Our traffic culture is damaging our health.

Over two million people have been killed or injured in UK traffic collisions over the last 10 years and 30,000 more are dying from lung and heart diseases caused by traffic pollution every year.

A Lancet study states that traffic pollution stunts lung development in young children.

One in five primary school kids is clinically obese, often due to fear of cycling to school because there are no cycle lanes.

This fear is well-founded since, according to Child Alert, every 10 minutes sees a child killed or seriously injured on our roads.

The Stop the Killing coalition, in partnership with Stop Killing Cyclists, is organising a major protest on November 15 in London.

It is called The National Funeral of the Unknown Victim of Traffic Violence.

It will assemble at noon in Bedford Square and follow a symbolic hearse down London's Oxford Street, culminating in the UK’s largest ever ‘die-in’ under Marble Arch.

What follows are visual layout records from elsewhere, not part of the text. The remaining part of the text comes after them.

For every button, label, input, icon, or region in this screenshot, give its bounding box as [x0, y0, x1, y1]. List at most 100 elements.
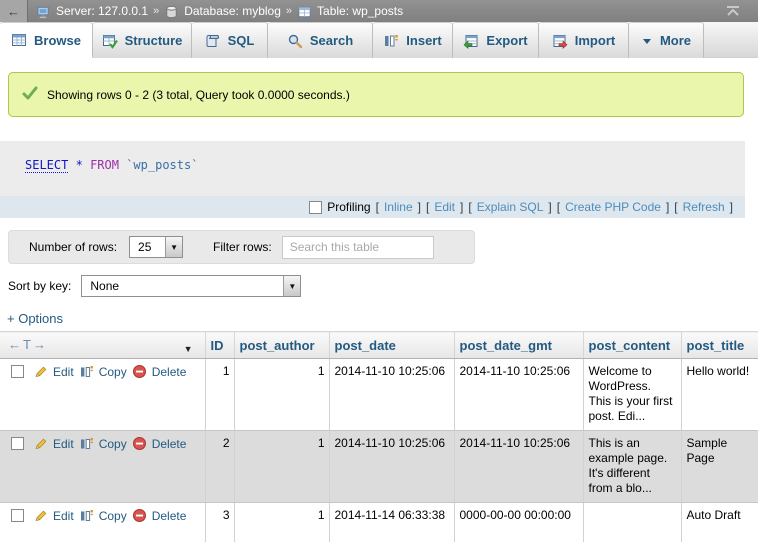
chevron-down-icon: ▼	[165, 237, 182, 257]
bracket: [	[557, 200, 560, 214]
column-header-id[interactable]: ID	[205, 332, 234, 359]
copy-row-link[interactable]: Copy	[99, 509, 127, 523]
tab-label: More	[660, 33, 691, 48]
tab-sql[interactable]: SQL	[192, 22, 268, 58]
collapse-top-icon[interactable]	[724, 3, 742, 19]
tab-import[interactable]: Import	[539, 22, 629, 58]
sql-query-text: SELECT * FROM `wp_posts`	[25, 158, 198, 172]
copy-icon	[79, 364, 94, 379]
structure-icon	[102, 33, 118, 49]
cell-post-content: Welcome to WordPress. This is your first…	[583, 359, 681, 431]
cell-post-date: 2014-11-14 06:33:38	[329, 503, 454, 542]
number-of-rows-value: 25	[130, 237, 165, 257]
cell-post-title: Sample Page	[681, 431, 758, 503]
profiling-checkbox[interactable]	[309, 201, 322, 214]
tab-label: Browse	[34, 33, 81, 48]
cell-post-author: 1	[234, 431, 329, 503]
delete-row-link[interactable]: Delete	[152, 509, 187, 523]
inline-link[interactable]: Inline	[384, 200, 413, 214]
phpmyadmin-window: ← Server: 127.0.0.1 » Database: myblog »…	[0, 0, 758, 542]
cell-post-title: Hello world!	[681, 359, 758, 431]
delete-icon	[132, 364, 147, 379]
column-header-post-title[interactable]: post_title	[681, 332, 758, 359]
row-select-checkbox[interactable]	[11, 365, 24, 378]
refresh-link[interactable]: Refresh	[683, 200, 725, 214]
breadcrumb-database-link[interactable]: Database: myblog	[184, 4, 281, 18]
table-row: Edit Copy Delete 2 1 2014-11-10 10:25:06…	[0, 431, 758, 503]
actions-menu-arrow-icon[interactable]: ▼	[184, 344, 193, 354]
rows-control-bar: Number of rows: 25 ▼ Filter rows:	[8, 230, 475, 264]
breadcrumb-bar: ← Server: 127.0.0.1 » Database: myblog »…	[0, 0, 758, 22]
tab-export[interactable]: Export	[453, 22, 539, 58]
nav-left-arrow-icon[interactable]: ←	[8, 337, 21, 352]
pencil-icon	[33, 364, 48, 379]
column-header-post-author[interactable]: post_author	[234, 332, 329, 359]
search-icon	[287, 33, 303, 49]
bracket: ]	[666, 200, 669, 214]
column-header-post-date[interactable]: post_date	[329, 332, 454, 359]
bracket: ]	[460, 200, 463, 214]
breadcrumb-server-link[interactable]: Server: 127.0.0.1	[56, 4, 148, 18]
sql-table-identifier: `wp_posts`	[126, 158, 198, 172]
column-header-post-content[interactable]: post_content	[583, 332, 681, 359]
copy-row-link[interactable]: Copy	[99, 437, 127, 451]
sql-star: *	[76, 158, 83, 172]
edit-row-link[interactable]: Edit	[53, 437, 74, 451]
tab-browse[interactable]: Browse	[0, 22, 93, 58]
tab-structure[interactable]: Structure	[93, 22, 192, 58]
column-header-post-date-gmt[interactable]: post_date_gmt	[454, 332, 583, 359]
database-icon	[164, 4, 179, 19]
delete-row-link[interactable]: Delete	[152, 437, 187, 451]
tab-more[interactable]: More	[629, 22, 704, 58]
cell-post-content	[583, 503, 681, 542]
column-browse-nav[interactable]: ← T →	[8, 337, 46, 352]
options-toggle-link[interactable]: + Options	[7, 311, 63, 326]
sql-keyword-select[interactable]: SELECT	[25, 158, 68, 173]
breadcrumb-separator: »	[286, 5, 292, 17]
tab-insert[interactable]: Insert	[373, 22, 453, 58]
filter-rows-input[interactable]	[282, 236, 434, 259]
edit-row-link[interactable]: Edit	[53, 509, 74, 523]
cell-post-date: 2014-11-10 10:25:06	[329, 431, 454, 503]
cell-id: 2	[205, 431, 234, 503]
bracket: [	[376, 200, 379, 214]
table-icon	[297, 4, 312, 19]
nav-right-arrow-icon[interactable]: →	[33, 337, 46, 352]
tab-bar: Browse Structure SQL Search Insert Expor…	[0, 22, 758, 58]
chevron-down-icon: ▼	[283, 276, 300, 296]
create-php-code-link[interactable]: Create PHP Code	[565, 200, 661, 214]
delete-row-link[interactable]: Delete	[152, 365, 187, 379]
cell-post-date-gmt: 0000-00-00 00:00:00	[454, 503, 583, 542]
copy-icon	[79, 436, 94, 451]
sort-by-key-select[interactable]: None ▼	[81, 275, 301, 297]
row-select-checkbox[interactable]	[11, 437, 24, 450]
bracket: ]	[548, 200, 551, 214]
bracket: [	[674, 200, 677, 214]
edit-query-link[interactable]: Edit	[434, 200, 455, 214]
bracket: [	[426, 200, 429, 214]
nav-panel-collapse-button[interactable]: ←	[0, 0, 28, 22]
sort-row: Sort by key: None ▼	[8, 274, 301, 298]
tab-label: Structure	[125, 33, 183, 48]
insert-icon	[383, 33, 399, 49]
number-of-rows-select[interactable]: 25 ▼	[129, 236, 183, 258]
cell-post-date-gmt: 2014-11-10 10:25:06	[454, 359, 583, 431]
results-table: ← T → ▼ ID post_author post_date post_da…	[0, 331, 758, 542]
copy-row-link[interactable]: Copy	[99, 365, 127, 379]
sql-icon	[205, 33, 221, 49]
explain-sql-link[interactable]: Explain SQL	[477, 200, 544, 214]
tab-search[interactable]: Search	[268, 22, 373, 58]
cell-post-date-gmt: 2014-11-10 10:25:06	[454, 431, 583, 503]
breadcrumb-table-link[interactable]: Table: wp_posts	[317, 4, 403, 18]
server-icon	[36, 4, 51, 19]
breadcrumb: Server: 127.0.0.1 » Database: myblog » T…	[36, 4, 403, 19]
pencil-icon	[33, 436, 48, 451]
edit-row-link[interactable]: Edit	[53, 365, 74, 379]
copy-icon	[79, 508, 94, 523]
row-select-checkbox[interactable]	[11, 509, 24, 522]
nav-tee-icon[interactable]: T	[23, 337, 31, 352]
bracket: ]	[418, 200, 421, 214]
sql-keyword-from: FROM	[90, 158, 119, 172]
cell-id: 3	[205, 503, 234, 542]
bracket: [	[468, 200, 471, 214]
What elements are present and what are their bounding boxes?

The protest’s list of 10 demands can be seen on the website www.stopthekilling.org.uk.

They include ‘home zones’ to make streets safer for children, longer pedestrian crossing timings, lower residential speed limits, elimination of pollution and a national cycling network fit for ages eight to 80 and for parents with babies.

You can sign up for the event on the Facebook page, National Funeral for the Unknown Victim of Traffic Violence.

To add your local group to those supporting the event, email contact@stopthekilling.org.uk.

This protest is a grassroots clarion call to end traffic’s carnage and environmental destruction and make our roads fit for humans. Please be there.

Ann Williams, Gordon Road, Wanstead.